Video - Australia's heat and bushfires are signs of fundamental shifts in its climate

Yale Climate Connections - 20/01/2020
 

Australian fires

Storms are more often tracking over the ocean rather than over land, depriving the continent of much-needed water.

Australia’s “worst fire season ever recorded.” That’s how the Australian Broadcasting Company, among many others, aptly described as “an apocalypse,” “the gates of Hell,” or the “nightmare” bushfires that have enveloped much of the southeastern coast of the “land down under.”

It’s not that there haven’t been breath-taking bushfires and heat waves in the past in Australia. There certainly have been. But “the nature of them this year has changed,” experts say in this month’s “This is Not Cool” video by Peter Sinclair for Yale Climate Connections. It’s not just a drought that afflicts Australia nowadays, two experts agree, but a fundamental “shift in the storm track,” with a parching decline in rainfall, particularly during the Southern Hemisphere spring and summer months, becoming the proverbial “new normal.”
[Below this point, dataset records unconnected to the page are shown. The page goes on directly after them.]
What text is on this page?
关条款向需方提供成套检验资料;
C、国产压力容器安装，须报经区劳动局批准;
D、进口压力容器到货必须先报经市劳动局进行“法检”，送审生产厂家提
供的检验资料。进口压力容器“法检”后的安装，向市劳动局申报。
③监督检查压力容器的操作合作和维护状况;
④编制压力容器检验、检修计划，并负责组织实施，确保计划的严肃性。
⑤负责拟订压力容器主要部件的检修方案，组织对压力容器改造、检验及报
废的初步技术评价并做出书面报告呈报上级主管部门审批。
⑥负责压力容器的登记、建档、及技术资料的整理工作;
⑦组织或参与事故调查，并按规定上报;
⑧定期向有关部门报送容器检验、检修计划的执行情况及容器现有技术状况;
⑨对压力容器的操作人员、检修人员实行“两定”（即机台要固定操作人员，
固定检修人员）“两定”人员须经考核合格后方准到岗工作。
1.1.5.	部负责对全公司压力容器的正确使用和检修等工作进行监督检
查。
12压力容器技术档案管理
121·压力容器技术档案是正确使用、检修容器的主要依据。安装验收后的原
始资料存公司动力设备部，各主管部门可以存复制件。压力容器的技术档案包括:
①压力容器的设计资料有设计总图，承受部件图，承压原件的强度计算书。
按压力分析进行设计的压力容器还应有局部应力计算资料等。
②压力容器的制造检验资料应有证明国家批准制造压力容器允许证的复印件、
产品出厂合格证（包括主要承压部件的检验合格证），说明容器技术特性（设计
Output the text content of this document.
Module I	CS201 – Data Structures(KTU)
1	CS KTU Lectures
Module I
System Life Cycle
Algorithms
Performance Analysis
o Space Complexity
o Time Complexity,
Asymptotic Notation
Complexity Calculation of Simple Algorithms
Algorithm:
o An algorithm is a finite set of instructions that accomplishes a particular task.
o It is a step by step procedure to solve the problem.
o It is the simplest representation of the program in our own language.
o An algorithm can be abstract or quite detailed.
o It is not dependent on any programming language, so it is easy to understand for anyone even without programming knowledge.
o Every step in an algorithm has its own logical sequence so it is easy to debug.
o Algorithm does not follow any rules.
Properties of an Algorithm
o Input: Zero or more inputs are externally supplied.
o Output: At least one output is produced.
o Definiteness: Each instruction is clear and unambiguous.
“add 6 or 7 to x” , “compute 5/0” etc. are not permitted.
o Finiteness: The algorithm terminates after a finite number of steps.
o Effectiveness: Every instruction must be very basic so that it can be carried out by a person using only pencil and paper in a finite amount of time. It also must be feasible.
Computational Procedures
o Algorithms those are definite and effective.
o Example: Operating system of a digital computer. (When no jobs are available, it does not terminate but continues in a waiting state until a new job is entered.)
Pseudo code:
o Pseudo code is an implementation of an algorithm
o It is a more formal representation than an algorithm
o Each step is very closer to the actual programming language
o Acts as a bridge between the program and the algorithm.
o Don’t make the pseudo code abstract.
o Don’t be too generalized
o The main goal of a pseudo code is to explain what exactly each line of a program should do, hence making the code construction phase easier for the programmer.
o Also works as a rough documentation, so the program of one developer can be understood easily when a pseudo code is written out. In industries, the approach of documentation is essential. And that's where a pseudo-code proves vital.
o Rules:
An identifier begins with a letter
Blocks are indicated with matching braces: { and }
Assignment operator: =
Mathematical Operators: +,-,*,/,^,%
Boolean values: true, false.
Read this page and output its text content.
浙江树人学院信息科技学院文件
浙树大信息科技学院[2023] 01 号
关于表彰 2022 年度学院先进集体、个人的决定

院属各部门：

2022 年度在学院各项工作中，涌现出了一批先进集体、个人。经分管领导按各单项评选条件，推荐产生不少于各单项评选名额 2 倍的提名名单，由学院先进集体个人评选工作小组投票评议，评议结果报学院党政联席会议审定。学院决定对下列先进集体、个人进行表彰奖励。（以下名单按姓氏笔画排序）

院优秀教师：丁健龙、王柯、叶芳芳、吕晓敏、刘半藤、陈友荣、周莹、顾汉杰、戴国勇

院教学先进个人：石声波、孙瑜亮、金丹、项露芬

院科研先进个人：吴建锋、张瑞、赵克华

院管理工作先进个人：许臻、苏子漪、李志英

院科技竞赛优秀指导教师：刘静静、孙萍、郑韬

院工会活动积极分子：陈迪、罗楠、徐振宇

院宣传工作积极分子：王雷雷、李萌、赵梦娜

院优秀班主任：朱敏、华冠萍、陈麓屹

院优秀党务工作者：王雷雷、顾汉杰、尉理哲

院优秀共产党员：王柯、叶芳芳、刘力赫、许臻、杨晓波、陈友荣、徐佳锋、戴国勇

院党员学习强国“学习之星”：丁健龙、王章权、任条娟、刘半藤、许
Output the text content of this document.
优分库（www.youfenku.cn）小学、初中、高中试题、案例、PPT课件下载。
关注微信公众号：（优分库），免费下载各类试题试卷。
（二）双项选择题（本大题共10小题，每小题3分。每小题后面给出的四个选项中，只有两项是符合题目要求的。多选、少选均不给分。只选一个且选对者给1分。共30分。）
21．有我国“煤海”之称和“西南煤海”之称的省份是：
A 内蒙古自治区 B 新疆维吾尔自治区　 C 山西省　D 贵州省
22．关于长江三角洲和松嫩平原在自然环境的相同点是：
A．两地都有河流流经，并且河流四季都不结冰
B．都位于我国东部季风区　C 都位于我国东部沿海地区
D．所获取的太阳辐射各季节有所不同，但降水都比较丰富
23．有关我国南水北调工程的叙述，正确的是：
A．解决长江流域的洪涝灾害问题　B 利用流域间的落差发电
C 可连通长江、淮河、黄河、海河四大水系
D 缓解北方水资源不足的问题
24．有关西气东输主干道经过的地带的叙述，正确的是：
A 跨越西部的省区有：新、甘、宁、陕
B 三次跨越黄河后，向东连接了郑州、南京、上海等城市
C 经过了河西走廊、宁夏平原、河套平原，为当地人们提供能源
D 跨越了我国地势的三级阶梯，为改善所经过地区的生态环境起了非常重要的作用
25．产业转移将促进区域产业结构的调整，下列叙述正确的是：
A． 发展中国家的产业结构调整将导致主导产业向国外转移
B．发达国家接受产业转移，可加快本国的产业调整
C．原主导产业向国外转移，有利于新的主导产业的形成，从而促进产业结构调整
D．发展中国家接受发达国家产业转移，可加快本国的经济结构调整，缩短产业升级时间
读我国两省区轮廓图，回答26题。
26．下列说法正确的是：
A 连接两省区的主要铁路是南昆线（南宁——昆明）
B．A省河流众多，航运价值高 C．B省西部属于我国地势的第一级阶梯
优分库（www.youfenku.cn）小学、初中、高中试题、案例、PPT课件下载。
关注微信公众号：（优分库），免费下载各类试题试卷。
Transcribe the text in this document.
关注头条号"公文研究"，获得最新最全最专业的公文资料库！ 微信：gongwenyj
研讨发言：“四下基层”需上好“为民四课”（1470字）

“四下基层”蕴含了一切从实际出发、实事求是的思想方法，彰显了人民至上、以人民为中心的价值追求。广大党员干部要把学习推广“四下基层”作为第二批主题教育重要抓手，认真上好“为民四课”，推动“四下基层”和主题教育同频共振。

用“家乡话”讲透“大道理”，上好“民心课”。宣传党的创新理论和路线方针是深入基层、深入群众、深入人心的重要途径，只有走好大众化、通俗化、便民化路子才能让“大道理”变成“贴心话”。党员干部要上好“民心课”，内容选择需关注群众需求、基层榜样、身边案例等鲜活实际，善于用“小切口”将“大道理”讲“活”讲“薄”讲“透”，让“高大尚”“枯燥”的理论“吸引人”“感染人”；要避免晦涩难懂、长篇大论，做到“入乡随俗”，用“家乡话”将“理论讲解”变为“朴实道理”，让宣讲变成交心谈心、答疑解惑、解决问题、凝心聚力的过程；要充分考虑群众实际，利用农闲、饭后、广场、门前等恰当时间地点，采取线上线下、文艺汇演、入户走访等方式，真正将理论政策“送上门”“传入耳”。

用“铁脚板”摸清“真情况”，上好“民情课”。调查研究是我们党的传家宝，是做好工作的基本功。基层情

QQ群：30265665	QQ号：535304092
It’s the frequency and intensity of those conditions that is so concerning, says University of Melbourne scientist Linden Ashcroft. She says the trends are “exactly in line with what the [climate] science said 10 or 20 years ago.” Broadcast meteorologist Jeff Berardelli points to a single recent day on which the entire enormous continent of Australia recorded a country-wide average temperature of 107 degrees Fahrenheit. National Center for Atmospheric Research climate scientist Kevin Trenberth says a single month of such high temperatures often can be tolerated without lasting damage, but at two months or longer, as with this year’s bushfire season, serious damages can set in and be long-lasting.